System Design Cheatsheet

Computer Arch:

RAM and cache do not store persistent data but our disk does
RAM stores a place for code and data
- The CPU can read the code and perform operations to write to the data
Moore’s Law: # of transistors doubles every two years - is beginning to plateau
- Individual computers are computationally limited by the CPU’s speed

Horizontal scaling – add more servers to handle requests in parallel.
- users send requests → load balancer → redirects request to the appropriate server
  - requires load balancing and often stateless design
- Pro: fault tolerance (if one server fails, traffic is redirected)
- Con: more engineering complexity (server coordination, consistent state)
- Favored in large-scale systems; often cheaper with commodity hardware.
Vertically scale - upgrade the server to handle more user requests
- Easier to implement, but limited by hardware capacity.
- ex. upgrading to higher-core CPU or adding RAM.
Our server can communicate with external servers (APIs - i.e.
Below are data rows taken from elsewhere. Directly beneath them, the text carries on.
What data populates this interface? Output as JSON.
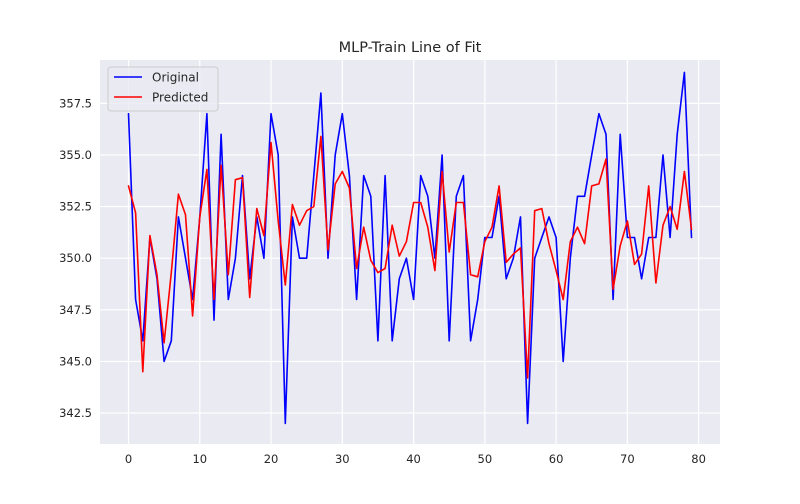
{
  "chart_data": {
    "type": "line",
    "title": "MLP-Train Line of Fit",
    "xlabel": "",
    "ylabel": "",
    "xlim": [
      -4,
      83
    ],
    "ylim": [
      341.0,
      359.6
    ],
    "xticks": [
      0,
      10,
      20,
      30,
      40,
      50,
      60,
      70,
      80
    ],
    "yticks": [
      342.5,
      345.0,
      347.5,
      350.0,
      352.5,
      355.0,
      357.5
    ],
    "ytick_labels": [
      "342.5",
      "345.0",
      "347.5",
      "350.0",
      "352.5",
      "355.0",
      "357.5"
    ],
    "grid": true,
    "background": "#eaeaf2",
    "legend": {
      "placement": "top-left",
      "entries": [
        "Original",
        "Predicted"
      ]
    },
    "series": [
      {
        "name": "Original",
        "color": "#0000ff",
        "x": [
          0,
          1,
          2,
          3,
          4,
          5,
          6,
          7,
          8,
          9,
          10,
          11,
          12,
          13,
          14,
          15,
          16,
          17,
          18,
          19,
          20,
          21,
          22,
          23,
          24,
          25,
          26,
          27,
          28,
          29,
          30,
          31,
          32,
          33,
          34,
          35,
          36,
          37,
          38,
          39,
          40,
          41,
          42,
          43,
          44,
          45,
          46,
          47,
          48,
          49,
          50,
          51,
          52,
          53,
          54,
          55,
          56,
          57,
          58,
          59,
          60,
          61,
          62,
          63,
          64,
          65,
          66,
          67,
          68,
          69,
          70,
          71,
          72,
          73,
          74,
          75,
          76,
          77,
          78,
          79
        ],
        "values": [
          357,
          348,
          346,
          351,
          349,
          345,
          346,
          352,
          350,
          348,
          352,
          357,
          347,
          356,
          348,
          350,
          354,
          349,
          352,
          350,
          357,
          355,
          342,
          352,
          350,
          350,
          354,
          358,
          350,
          355,
          357,
          354,
          348,
          354,
          353,
          346,
          354,
          346,
          349,
          350,
          348,
          354,
          353,
          350,
          355,
          346,
          353,
          354,
          346,
          348,
          351,
          351,
          353,
          349,
          350,
          352,
          342,
          350,
          351,
          352,
          351,
          345,
          350,
          353,
          353,
          355,
          357,
          356,
          348,
          356,
          351,
          351,
          349,
          351,
          351,
          355,
          351,
          356,
          359,
          351
        ]
      },
      {
        "name": "Predicted",
        "color": "#ff0000",
        "x": [
          0,
          1,
          2,
          3,
          4,
          5,
          6,
          7,
          8,
          9,
          10,
          11,
          12,
          13,
          14,
          15,
          16,
          17,
          18,
          19,
          20,
          21,
          22,
          23,
          24,
          25,
          26,
          27,
          28,
          29,
          30,
          31,
          32,
          33,
          34,
          35,
          36,
          37,
          38,
          39,
          40,
          41,
          42,
          43,
          44,
          45,
          46,
          47,
          48,
          49,
          50,
          51,
          52,
          53,
          54,
          55,
          56,
          57,
          58,
          59,
          60,
          61,
          62,
          63,
          64,
          65,
          66,
          67,
          68,
          69,
          70,
          71,
          72,
          73,
          74,
          75,
          76,
          77,
          78,
          79
        ],
        "values": [
          353.5,
          352.2,
          344.5,
          351.1,
          349.2,
          345.9,
          349.3,
          353.1,
          352.1,
          347.2,
          352.0,
          354.3,
          348.0,
          354.5,
          349.2,
          353.8,
          353.9,
          348.1,
          352.4,
          351.1,
          355.6,
          351.8,
          348.7,
          352.6,
          351.6,
          352.3,
          352.5,
          355.9,
          350.4,
          353.6,
          354.2,
          353.4,
          349.5,
          351.5,
          349.9,
          349.3,
          349.5,
          351.6,
          350.1,
          350.8,
          352.7,
          352.7,
          351.5,
          349.4,
          354.2,
          350.3,
          352.7,
          352.7,
          349.2,
          349.1,
          350.8,
          351.5,
          353.5,
          349.8,
          350.2,
          350.5,
          344.2,
          352.3,
          352.4,
          350.7,
          349.4,
          348.0,
          350.8,
          351.5,
          350.7,
          353.5,
          353.6,
          354.8,
          348.5,
          350.6,
          351.8,
          349.7,
          350.2,
          353.5,
          348.8,
          351.6,
          352.5,
          351.4,
          354.2,
          351.4
        ]
      }
    ]
  }
}
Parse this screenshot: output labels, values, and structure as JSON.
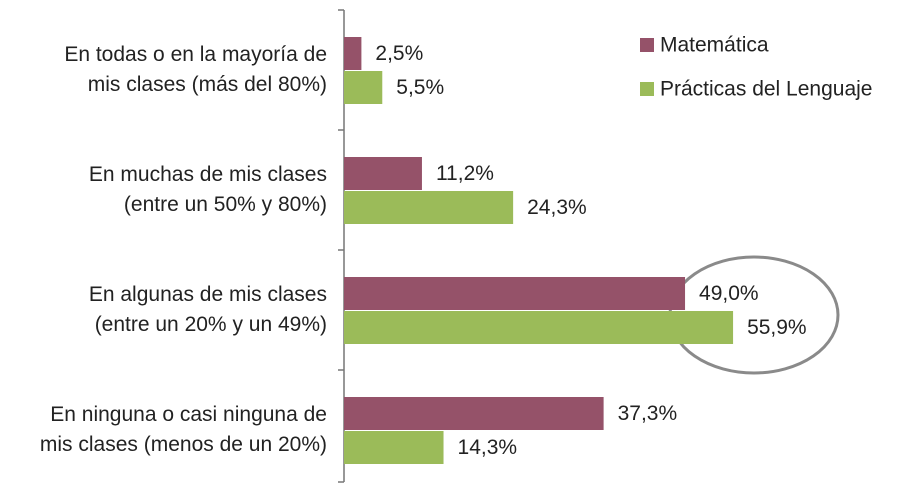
{
  "chart_data": {
    "type": "hbar",
    "categories": [
      "En todas o en la mayoría de\nmis clases (más del 80%)",
      "En muchas de mis clases\n(entre un 50% y 80%)",
      "En algunas de mis clases\n(entre un 20% y un 49%)",
      "En ninguna o casi ninguna de\nmis clases (menos de un 20%)"
    ],
    "series": [
      {
        "name": "Matemática",
        "color": "#955269",
        "values": [
          2.5,
          11.2,
          49.0,
          37.3
        ],
        "value_labels": [
          "2,5%",
          "11,2%",
          "49,0%",
          "37,3%"
        ]
      },
      {
        "name": "Prácticas del Lenguaje",
        "color": "#9bbb59",
        "values": [
          5.5,
          24.3,
          55.9,
          14.3
        ],
        "value_labels": [
          "5,5%",
          "24,3%",
          "55,9%",
          "14,3%"
        ]
      }
    ],
    "legend": "top-right"
  }
}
Spotify API)
As devs, our server will often have a logging service which can be used to create time-series metrics
- These metrics feed our alerting system in cause our application performance dips to an unsatisfactory level

Availability –

Formula: uptime / (uptime + downtime)
- SLO (Service Level Objective) – Target uptime (e.g., AWS “five 9s” = 99.999%).
- SLA (Service Level Agreement) – Contractual guarantee; failure triggers compensation (e.g., AWS guarantees 99.9%).
Key Reliability Umbrella Terms
- Reliability – Probability the service will run without failure.
- Fault Tolerance – Ability to keep working despite component failures.
- Redundancy – Extra capacity or servers (e.g., horizontal scaling).
Throughput – Requests processed per time unit.
- QPS (Queries Per Second) – Common in server-to-storage operations (CRUD).
Latency – Time to complete a request.
- Not limited to networking — CPUs use caching to reduce latency and boost performance.